I did not set out to find only the negative studies. This is everything I found. There were no positive studies. These studies directly tested the basic tenants of AK and found them to be invalid. One was for a musculoskeletal condition; one for nutrition; one for mental states; and one for systemic problems. They were all negative.

A scientist looking at this evidence could only conclude that AK has discovered that muscles are sometimes weak and sometimes strong. This variability can be affected by muscle spindle fiber stimulation; it has an unexplored neurologic component; and it has no proven correlation to human pathologies. Based upon this, AK should not be practiced on humans unless they are involved in a legitimate research project.

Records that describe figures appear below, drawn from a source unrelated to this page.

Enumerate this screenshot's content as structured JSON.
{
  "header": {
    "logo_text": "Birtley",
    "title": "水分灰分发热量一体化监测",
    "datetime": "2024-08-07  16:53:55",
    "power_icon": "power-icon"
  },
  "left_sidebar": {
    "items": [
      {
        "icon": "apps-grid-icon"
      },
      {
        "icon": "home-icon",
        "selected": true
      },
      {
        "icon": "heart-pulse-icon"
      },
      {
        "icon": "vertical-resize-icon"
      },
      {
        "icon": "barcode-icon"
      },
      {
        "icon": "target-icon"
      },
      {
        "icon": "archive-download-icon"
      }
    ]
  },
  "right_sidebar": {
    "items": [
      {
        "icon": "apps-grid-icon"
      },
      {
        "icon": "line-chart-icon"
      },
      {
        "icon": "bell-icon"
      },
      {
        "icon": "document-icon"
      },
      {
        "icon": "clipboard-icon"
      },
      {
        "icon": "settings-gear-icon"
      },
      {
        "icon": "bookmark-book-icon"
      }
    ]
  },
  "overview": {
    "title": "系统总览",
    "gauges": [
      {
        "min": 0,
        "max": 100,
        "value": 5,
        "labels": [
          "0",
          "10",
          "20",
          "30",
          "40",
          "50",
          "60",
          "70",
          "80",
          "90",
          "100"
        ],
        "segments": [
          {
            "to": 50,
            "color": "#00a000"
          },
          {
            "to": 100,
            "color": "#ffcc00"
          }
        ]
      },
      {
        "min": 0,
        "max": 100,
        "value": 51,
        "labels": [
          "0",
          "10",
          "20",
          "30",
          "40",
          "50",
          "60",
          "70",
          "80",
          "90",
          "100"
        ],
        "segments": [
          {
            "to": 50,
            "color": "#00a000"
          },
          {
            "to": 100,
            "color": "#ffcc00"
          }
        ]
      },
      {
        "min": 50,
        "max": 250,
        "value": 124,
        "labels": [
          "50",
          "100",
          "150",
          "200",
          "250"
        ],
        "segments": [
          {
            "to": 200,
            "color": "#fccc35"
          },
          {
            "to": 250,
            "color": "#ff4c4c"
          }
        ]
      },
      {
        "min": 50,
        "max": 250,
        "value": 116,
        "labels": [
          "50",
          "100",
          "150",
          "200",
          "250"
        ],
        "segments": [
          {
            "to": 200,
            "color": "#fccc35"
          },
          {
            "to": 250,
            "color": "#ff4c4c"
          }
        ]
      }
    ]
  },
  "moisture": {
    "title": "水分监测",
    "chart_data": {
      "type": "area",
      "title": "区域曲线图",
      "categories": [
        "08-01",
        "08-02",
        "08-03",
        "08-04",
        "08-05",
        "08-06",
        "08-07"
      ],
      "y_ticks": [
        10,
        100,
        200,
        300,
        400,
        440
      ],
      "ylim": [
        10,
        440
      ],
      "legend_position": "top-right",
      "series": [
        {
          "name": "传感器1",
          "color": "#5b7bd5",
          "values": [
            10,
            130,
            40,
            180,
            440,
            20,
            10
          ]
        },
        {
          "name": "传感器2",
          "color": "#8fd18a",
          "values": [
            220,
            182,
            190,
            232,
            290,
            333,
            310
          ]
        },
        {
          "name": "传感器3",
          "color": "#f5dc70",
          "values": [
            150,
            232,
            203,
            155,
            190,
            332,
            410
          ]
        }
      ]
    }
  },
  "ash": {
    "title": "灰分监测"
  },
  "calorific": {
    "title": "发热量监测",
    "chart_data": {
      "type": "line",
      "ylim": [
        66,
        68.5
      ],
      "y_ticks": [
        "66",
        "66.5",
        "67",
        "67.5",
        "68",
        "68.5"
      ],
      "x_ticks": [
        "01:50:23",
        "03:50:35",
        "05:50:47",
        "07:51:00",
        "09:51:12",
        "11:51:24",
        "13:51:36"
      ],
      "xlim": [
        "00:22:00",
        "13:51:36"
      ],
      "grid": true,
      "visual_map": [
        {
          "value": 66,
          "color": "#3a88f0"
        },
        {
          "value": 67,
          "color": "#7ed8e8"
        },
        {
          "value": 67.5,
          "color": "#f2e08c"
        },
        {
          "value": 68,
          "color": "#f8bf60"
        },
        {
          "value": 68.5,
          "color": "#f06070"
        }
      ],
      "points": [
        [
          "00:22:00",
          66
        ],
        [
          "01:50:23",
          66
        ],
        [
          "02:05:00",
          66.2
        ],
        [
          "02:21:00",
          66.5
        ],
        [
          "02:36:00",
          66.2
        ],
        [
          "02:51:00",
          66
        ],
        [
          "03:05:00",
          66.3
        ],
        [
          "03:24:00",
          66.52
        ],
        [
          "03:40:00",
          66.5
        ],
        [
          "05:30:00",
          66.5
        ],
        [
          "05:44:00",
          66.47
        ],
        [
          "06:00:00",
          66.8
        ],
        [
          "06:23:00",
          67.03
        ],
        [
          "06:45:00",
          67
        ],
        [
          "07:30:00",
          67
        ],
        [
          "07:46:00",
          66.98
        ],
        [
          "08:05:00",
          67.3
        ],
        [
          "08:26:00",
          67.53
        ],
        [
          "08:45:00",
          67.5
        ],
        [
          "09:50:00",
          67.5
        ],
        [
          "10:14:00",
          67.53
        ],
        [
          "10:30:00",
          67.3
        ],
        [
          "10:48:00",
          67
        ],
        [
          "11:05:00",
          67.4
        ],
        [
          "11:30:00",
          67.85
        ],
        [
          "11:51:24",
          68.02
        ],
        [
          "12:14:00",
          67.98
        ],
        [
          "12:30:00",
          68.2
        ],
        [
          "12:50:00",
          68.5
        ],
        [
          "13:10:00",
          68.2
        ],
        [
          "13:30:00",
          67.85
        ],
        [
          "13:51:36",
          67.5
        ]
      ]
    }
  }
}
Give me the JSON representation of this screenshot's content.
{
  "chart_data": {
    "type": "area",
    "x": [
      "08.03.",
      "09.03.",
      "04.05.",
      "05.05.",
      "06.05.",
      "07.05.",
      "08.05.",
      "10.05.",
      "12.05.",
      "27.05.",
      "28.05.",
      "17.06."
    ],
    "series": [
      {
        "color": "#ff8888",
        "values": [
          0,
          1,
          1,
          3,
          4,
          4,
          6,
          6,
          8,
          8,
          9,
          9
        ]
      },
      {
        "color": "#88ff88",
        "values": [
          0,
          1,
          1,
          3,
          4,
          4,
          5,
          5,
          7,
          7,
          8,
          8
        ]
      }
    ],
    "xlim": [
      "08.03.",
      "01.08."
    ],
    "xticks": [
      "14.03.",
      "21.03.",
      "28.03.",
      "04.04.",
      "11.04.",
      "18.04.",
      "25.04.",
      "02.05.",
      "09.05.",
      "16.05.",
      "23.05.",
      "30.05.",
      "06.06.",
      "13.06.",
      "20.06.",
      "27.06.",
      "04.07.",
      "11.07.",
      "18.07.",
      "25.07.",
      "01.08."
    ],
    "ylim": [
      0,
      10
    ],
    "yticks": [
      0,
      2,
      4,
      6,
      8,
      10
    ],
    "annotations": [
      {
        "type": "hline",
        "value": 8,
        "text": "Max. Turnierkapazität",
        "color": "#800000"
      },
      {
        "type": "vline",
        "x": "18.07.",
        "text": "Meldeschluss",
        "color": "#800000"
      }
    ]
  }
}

Scientists should not rely on personal opinion, leaps of faith, or smoke and mirrors. Unless AK can come up with something better than what has been presented so far, my opinion remains: AK has no research support. In fact, the available research denies AK's validity. Based upon the lack of support and the presence of well done negative studies, it is my opinion that AK should not be used on humans for health care except for purposes of further research.